Today is the first day of spring which means sunnier skies, warmer weather, and a healthy dose of spring cleaning. It’s time to book your dental appointment to get rid of the plaque and brighten/whiten your smile. Immediately though, take some of your newfound spring energy and direct it inward…literally, into your mouth! Everyone who brushes their teeth (meaning EVERYONE) should peruse this fun list of wisdom to improve their technique and start their spring with a new tooth brushing outlook!
You’ve been brushing your teeth all wrong this whole time
8 pearls of wisdom to keep your pearly whites pearly.
Amber Dowling, theloop.ca
We’ve all had those nights. You know, the ones where maybe we’re just a little too tired to take a couple of minutes and actually brush those pearly whites, opting instead for a few extra minutes of shut-eye. No harm done, right? Wrong.
Turns out even that one obligatory daily brush isn’t enough, and odds are you’re doing it all wrong. At least we were, until we checked in with the Canadian Dental Association.
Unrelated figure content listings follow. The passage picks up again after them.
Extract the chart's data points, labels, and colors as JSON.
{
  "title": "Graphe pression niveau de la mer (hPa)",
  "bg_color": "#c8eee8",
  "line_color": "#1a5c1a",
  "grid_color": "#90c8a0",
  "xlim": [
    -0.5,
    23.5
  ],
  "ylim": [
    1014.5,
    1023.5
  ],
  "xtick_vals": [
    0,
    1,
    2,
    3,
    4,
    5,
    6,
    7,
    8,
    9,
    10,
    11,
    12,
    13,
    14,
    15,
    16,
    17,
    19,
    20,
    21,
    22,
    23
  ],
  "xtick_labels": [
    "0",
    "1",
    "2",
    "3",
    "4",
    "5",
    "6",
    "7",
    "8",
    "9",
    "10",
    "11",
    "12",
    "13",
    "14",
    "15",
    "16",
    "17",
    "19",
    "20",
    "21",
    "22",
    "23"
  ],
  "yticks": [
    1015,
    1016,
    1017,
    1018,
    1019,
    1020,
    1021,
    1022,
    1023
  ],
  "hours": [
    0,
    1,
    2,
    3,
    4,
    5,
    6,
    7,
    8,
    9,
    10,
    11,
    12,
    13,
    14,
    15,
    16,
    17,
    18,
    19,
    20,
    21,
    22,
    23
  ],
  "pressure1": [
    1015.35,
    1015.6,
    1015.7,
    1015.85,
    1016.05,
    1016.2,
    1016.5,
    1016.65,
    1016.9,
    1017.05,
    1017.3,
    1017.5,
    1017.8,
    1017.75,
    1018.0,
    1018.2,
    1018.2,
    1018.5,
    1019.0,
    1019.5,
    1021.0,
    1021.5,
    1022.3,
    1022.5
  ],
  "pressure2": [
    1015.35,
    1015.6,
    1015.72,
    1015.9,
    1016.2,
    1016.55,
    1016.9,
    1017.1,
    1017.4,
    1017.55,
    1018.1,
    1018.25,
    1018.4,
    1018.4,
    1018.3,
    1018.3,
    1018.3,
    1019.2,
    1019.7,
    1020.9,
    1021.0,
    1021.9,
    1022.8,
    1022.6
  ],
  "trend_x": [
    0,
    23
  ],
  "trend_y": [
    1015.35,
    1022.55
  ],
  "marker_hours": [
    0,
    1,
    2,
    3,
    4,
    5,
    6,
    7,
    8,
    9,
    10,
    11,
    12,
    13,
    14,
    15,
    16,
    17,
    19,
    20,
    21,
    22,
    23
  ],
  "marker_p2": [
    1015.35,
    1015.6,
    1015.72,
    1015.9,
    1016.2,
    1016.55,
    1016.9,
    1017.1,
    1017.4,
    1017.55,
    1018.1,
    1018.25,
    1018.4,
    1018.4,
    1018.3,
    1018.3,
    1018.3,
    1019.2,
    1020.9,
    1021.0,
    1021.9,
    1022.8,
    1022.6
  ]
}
If you’re anything like us, here are eight things you’re probably messing up.
ONLY BRUSHING ONCE A DAY
Those colleagues who bring a toothbrush to work are actually onto something. While most of us brush our teeth in the morning, at night or a combination of both, it’s important to brush three times a day, ideally after meals. If you do only brush once a day, it’s key to do so before bed in order to remove all of that bacteria that promotes tooth decay overnight.
BRUSHING TOO SOON AFTER EATING
Yes, it’s ideal to brush after meals, because that’s when bacteria begins to attack your teeth, but brushing too soon after eating is just as bad for you — if not worse — than not brushing at all. Especially if you’ve had something acidic. That’s because acid attacks your teeth’s enamel, and brushing too soon could push the acid even deeper into the enamel. Your best bet? Don’t get brushing until 20-30 minutes after your last bite. Kind of like swimming.
USING THE WRONG BRUSH
Harder isn’t better. The best kind of toothbrush is a soft one that contains rounded bristles. It should also be able to reach all the way to your back teeth. In order to get the perfect shape and size for you, it’s always a good idea to ask your dentist. Meanwhile, the CDA recommends that you replace your brush every three months.
SCRUBBING YOUR TEETH
It might seem as though a good old-fashioned scrubbing will get the pearly whites nice and…well, pearly white. But it won’t. In fact, it will do plenty of damage by causing your gums to recede or become swollen, and even lead to tooth sensitivity. The recommended position is this: hold the toothbrush at a 45-degree angle to the teeth. Point the bristles to where the teeth and gums meet, and use gentle circles.
RUSHING THE BRUSH
Sorry, but 30 seconds of vigorous brushing just doesn’t do it. Set a timer, and spend 30 seconds on each corner of your mouth for a two-minute affair. Three minutes is even better. If you feel like you’re starting to rush, be sure to change up your usual brushing pattern. That ensures you don’t miss the same spots all the time.
Just as you shouldn’t rush, you should also be sure to hit up every corner of your mouth. That means the inside and outside areas of your teeth, your gums and all chewing surfaces. It’s easy to just habitually stick a toothbrush inside your mouth without a second thought, but that’s when you begin to skip important areas that require a little more dexterity to reach.
NOT BRUSHING YOUR TONGUE
Yup, this is considered one of those chewing surfaces that you also need to clean. Not only does brushing your tongue help to get rid of bacteria that can then spread to your teeth, but it will help to keep your breath fresh too. To do it right, brush the entire surface of your tongue on top and underneath. Then rinse out your mouth thoroughly.
HAVING A POTTY MOUTH
Most of us keep our toothbrushes in the bathroom — that’s where it makes the most sense to keep them. But if you really think about it, keeping your brush near the toilet, sink or tub pretty much invites gross particles to attach themselves to the bristles. To avoid that, be sure to use a holder rather than just laying it on the counter. Also be sure to rinse the brush after each use, and let it air dry naturally (a moist brush encourages bacteria growth).